Le monde de l’art contemporain achoppe sur la photographie. L’institutionnalisation de ce médium durant le dernier quart du XXe siècle et son inscription dans le marché de l’art contemporain durant les années 1990 n’y ont rien fait, ses usages et ses images dépassant du cadre. Les exemples de Louise Lawler, William Wegman et Wolfgang Tillmans, témoignent de l’incroyable plasticité des rapports aux images.

Car, de même que les conditions de monstrations ne déclenchent le contenu des discours sur l’art qu’à l’intersection de l’intelligible et du sensible, le rôle de l’artiste est constamment de construire des mondes de l’art et non pas un monde de l’art.

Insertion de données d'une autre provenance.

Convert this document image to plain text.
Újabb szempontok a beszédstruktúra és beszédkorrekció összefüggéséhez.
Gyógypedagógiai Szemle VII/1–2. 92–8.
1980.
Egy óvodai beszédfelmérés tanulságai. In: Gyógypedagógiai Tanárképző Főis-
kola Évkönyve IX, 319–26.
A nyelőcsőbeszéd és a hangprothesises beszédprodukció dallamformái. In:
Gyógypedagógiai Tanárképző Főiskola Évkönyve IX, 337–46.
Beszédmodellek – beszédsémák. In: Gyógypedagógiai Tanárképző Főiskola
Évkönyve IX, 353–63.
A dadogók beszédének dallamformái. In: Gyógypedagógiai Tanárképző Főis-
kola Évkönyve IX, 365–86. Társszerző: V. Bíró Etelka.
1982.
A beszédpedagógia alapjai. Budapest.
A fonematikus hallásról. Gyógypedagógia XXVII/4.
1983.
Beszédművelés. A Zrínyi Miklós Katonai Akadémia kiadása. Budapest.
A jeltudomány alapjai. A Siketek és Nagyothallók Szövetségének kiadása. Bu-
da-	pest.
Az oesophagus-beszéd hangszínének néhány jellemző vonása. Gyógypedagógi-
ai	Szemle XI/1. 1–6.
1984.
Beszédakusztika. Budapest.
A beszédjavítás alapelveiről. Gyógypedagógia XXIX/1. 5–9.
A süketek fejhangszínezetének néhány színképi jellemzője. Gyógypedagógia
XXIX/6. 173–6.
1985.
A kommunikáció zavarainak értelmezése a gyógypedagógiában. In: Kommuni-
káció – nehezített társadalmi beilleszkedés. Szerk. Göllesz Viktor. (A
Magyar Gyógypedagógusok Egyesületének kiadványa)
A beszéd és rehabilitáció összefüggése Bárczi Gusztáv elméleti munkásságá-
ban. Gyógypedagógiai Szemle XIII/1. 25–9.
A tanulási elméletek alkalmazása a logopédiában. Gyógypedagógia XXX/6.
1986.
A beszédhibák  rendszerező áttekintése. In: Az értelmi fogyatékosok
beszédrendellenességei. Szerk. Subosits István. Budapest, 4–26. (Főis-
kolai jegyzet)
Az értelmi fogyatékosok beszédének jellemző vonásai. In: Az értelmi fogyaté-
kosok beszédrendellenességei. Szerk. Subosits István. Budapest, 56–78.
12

Une photographie peut être une œuvre d’art, tout comme elle peut être l’objet d’une œuvre, la condition d’une œuvre ou, inversement, la condition du sans sans-art. Photographier, c’est se rapporter à tout ce qui n’est pas de l’art, tout en étant au cœur des problèmes artistiques.

«Contrairement au cas de Mapplethorpe où les débats lors du jugement s’étaient concentrés sur la valeur artistique de la photographie, l’œuvre de Serrano dépasse le clivage œuvre d’art/représentation photographique et on ne juge plus la photographie en elle-même, mais l’acte de l’artiste. Plonger un crucifix dans un bol d’urine et le photographier est en soi le cœur du problème. La photographie n’est même plus abordée comme un objet créatif, dans ce cas elle est simplement le résultat d’un acte sacrilège qu’une partie de la société rejette en tant que tel. Ce n’est pas l’exposition de cette photographie qui choque, mais le simple fait qu’elle ait pu être prise et subventionnée par l’Etat.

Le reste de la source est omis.